AI’s Real Job: From Buzzword to Business Utility
The term “AI” is thrown around so liberally in MarTech that it has lost much of its meaning. In the context of retail media, it’s often presented as a black-box solution for campaign optimization. A more grounded perspective, however, sees AI not as a magic wand but as a powerful tool for solving specific, foundational business problems. Before AI can optimize media spend, it must first help organize the chaotic data streams that define the retail environment.
“I don’t know what AI in retail media means. I think it’s going to mean a dozen different things. And so what I’m looking for and what I’ve seen so far are individual use cases being solved… The AI system that connects point of sale to media execution, that’s where the real lift and sales volume can happen. And that’s a unique thing that e-commerce can’t really do the same way that that in store can.”

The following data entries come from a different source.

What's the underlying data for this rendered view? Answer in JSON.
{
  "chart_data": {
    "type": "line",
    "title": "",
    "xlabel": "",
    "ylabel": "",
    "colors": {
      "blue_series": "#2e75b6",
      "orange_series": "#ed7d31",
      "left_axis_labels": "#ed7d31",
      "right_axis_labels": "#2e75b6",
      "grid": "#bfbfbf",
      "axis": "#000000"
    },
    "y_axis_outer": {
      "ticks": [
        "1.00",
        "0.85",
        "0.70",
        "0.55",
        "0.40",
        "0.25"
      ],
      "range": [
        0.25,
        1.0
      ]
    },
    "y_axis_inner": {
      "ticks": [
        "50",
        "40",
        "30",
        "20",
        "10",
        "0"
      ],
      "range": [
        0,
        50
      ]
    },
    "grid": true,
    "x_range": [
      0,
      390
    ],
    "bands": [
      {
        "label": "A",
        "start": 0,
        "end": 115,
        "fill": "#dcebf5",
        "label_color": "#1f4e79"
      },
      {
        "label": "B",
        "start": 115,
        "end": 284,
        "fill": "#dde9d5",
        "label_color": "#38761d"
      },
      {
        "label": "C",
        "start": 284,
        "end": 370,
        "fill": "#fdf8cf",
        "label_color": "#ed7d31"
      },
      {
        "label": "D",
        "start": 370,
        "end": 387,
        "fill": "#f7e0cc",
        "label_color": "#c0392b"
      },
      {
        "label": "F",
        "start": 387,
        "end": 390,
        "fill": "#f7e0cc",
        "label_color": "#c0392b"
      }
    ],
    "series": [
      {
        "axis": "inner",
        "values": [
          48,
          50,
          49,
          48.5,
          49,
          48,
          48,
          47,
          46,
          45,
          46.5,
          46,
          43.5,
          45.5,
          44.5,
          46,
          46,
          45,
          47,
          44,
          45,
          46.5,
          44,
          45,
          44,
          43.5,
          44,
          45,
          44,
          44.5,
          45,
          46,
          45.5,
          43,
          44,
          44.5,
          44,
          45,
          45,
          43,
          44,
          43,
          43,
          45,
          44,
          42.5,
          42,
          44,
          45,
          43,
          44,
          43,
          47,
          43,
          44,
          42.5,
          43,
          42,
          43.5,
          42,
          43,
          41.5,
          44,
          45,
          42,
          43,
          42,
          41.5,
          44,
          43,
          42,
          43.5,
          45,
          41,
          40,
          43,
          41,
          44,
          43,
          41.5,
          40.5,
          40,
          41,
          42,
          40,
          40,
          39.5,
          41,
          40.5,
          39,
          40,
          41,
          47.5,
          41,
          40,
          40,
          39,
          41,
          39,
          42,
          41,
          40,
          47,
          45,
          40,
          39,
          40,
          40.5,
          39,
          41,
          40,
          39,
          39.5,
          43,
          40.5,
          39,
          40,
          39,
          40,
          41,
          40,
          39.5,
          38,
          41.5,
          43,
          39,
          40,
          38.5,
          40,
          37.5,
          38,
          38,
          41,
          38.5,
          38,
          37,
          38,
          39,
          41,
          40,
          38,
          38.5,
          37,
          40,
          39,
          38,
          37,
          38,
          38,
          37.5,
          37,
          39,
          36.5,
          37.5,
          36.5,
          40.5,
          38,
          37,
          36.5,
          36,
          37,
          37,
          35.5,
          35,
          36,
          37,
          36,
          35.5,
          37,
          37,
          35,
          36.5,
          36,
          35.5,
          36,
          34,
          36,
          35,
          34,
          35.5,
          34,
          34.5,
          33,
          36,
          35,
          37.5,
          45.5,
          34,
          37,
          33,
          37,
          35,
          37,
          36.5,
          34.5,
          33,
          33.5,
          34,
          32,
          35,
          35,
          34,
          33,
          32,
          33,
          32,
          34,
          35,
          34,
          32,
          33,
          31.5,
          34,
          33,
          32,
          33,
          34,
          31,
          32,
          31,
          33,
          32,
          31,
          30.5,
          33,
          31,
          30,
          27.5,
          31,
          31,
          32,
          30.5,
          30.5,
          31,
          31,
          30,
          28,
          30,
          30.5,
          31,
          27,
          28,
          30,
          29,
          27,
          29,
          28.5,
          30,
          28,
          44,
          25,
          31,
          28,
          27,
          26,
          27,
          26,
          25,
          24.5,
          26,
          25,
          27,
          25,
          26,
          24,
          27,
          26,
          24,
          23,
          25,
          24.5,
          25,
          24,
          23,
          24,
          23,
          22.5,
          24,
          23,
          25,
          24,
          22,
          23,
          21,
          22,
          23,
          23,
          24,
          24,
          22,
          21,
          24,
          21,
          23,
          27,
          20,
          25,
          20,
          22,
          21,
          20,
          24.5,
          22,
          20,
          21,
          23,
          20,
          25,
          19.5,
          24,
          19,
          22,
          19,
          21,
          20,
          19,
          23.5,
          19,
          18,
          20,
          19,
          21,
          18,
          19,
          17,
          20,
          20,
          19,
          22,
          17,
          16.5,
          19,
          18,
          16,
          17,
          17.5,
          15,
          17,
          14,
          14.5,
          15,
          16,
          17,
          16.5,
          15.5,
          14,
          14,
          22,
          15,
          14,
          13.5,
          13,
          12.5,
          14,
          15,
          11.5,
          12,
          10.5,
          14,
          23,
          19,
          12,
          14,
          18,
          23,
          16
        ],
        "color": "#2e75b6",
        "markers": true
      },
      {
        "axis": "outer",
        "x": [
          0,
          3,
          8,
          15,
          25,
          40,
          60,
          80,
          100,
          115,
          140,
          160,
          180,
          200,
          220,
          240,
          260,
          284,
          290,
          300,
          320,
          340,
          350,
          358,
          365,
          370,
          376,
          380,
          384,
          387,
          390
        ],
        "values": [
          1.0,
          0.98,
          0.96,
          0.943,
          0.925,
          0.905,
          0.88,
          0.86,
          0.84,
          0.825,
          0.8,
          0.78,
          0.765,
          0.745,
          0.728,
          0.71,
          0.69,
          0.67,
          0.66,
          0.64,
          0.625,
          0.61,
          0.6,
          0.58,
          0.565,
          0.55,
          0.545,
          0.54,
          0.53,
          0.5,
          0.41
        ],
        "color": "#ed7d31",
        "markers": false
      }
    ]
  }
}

Simon’s pragmatic view is a necessary corrective to the industry hype. The most potent applications of AI in retail today aren’t in bidding algorithms alone, but in connecting operational data to marketing execution. Consider the challenge of inventory management. An AI system can process point-of-sale, loyalty card, and supply chain data to predict when shelves need restocking. Once that data infrastructure is in place, connecting it to the ad platform becomes the next logical step. Imagine being able to automatically trigger in-store audio ads or digital endcap promotions for a product that is overstocked, using media not just for brand building, but as a real-time lever to manage inventory and drive sales volume. This is where the true power lies: using AI to build a nervous system that links supply, demand, and messaging in a self-reinforcing loop.

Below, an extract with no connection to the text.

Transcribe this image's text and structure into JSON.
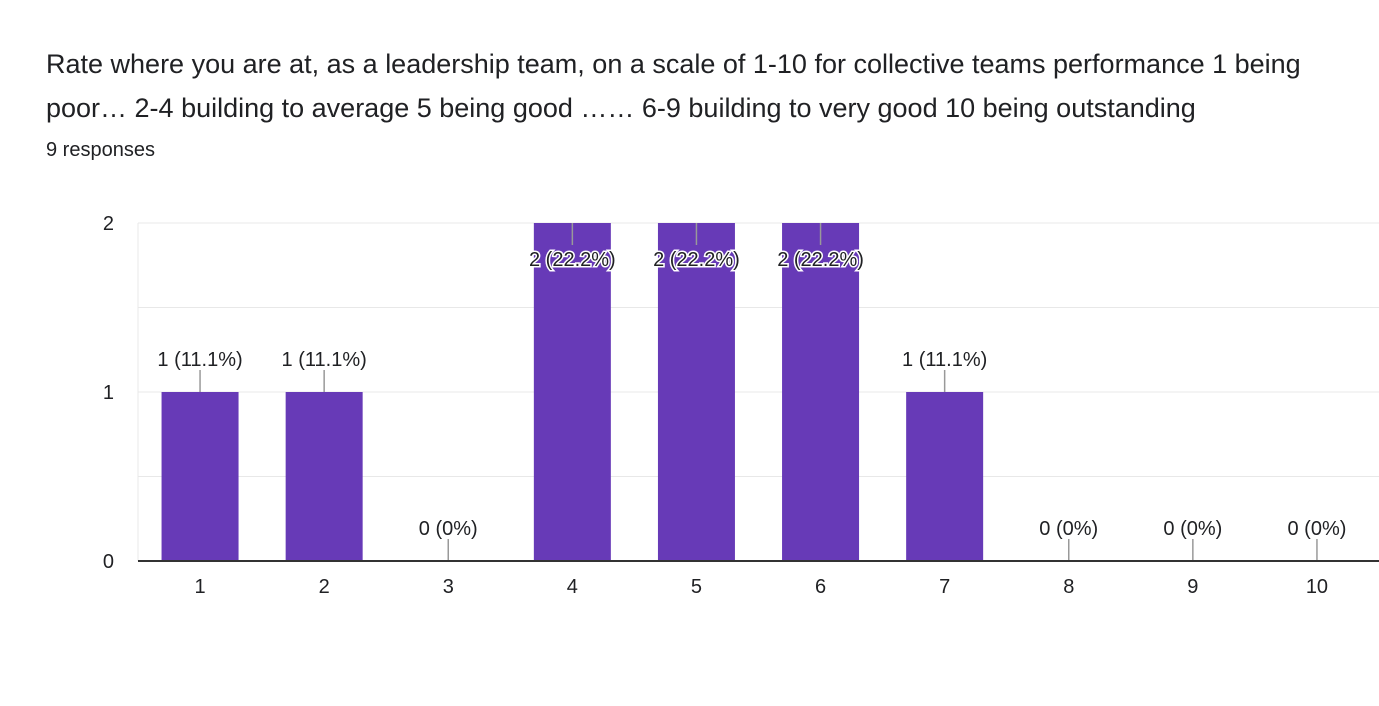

The journey to RMN maturity will be a multi-year evolution, not an overnight transformation. It took the better part of two decades for the industry to navigate the transition from traditional television to programmatic CTV; we are only a few years into the retail media revolution. The path forward requires patience, but more importantly, it demands a change in posture from brand leaders. We must move from being tactical buyers of a new media channel to being strategic architects of a new, integrated sales ecosystem. This means actively breaking down internal silos, taking ownership of the measurement framework, and deploying technology to solve concrete business challenges.

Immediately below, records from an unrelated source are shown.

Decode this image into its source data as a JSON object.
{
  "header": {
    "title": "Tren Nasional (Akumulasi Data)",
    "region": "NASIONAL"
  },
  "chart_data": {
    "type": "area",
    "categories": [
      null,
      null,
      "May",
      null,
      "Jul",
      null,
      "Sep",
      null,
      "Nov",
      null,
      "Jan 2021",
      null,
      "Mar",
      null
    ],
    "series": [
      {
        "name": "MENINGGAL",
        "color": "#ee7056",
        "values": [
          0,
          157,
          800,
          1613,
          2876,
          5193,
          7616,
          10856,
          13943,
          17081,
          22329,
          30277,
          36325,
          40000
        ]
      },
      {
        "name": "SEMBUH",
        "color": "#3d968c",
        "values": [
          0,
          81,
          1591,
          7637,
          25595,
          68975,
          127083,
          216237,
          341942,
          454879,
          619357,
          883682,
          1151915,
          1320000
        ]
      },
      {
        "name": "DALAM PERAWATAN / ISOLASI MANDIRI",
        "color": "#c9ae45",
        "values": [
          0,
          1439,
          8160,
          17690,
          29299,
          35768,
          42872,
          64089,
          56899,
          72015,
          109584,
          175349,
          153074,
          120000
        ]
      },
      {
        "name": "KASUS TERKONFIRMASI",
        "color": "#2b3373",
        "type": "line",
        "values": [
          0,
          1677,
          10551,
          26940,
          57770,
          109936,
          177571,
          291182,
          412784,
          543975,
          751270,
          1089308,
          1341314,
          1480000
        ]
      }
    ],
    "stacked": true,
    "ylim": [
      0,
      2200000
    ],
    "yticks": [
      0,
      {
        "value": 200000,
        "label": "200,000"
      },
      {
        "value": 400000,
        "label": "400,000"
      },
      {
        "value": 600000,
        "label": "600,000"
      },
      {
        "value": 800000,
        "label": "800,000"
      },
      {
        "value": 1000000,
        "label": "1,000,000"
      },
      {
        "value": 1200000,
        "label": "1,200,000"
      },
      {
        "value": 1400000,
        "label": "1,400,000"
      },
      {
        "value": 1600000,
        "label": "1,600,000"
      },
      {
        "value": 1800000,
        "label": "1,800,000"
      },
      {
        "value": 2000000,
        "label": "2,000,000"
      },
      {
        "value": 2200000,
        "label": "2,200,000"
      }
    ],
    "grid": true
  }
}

Ultimately, a mature retail media network is defined not by its scale, but by its predictability. The end state is a partnership where a brand can confidently invest a dollar and know, with a reasonable degree of certainty, the sales volume it will generate across the retailer’s entire footprint—on-site, off-site, and critically, in-store. This is the holy grail: closing the loop between media exposure and a product moving off a physical shelf. For all the focus on digital, we must not forget that for most CPGs, over 80% of sales still happen in a brick-and-mortar environment. The true opportunity of retail media lies in finally connecting our sophisticated digital marketing capabilities to that last, most important mile of the customer journey.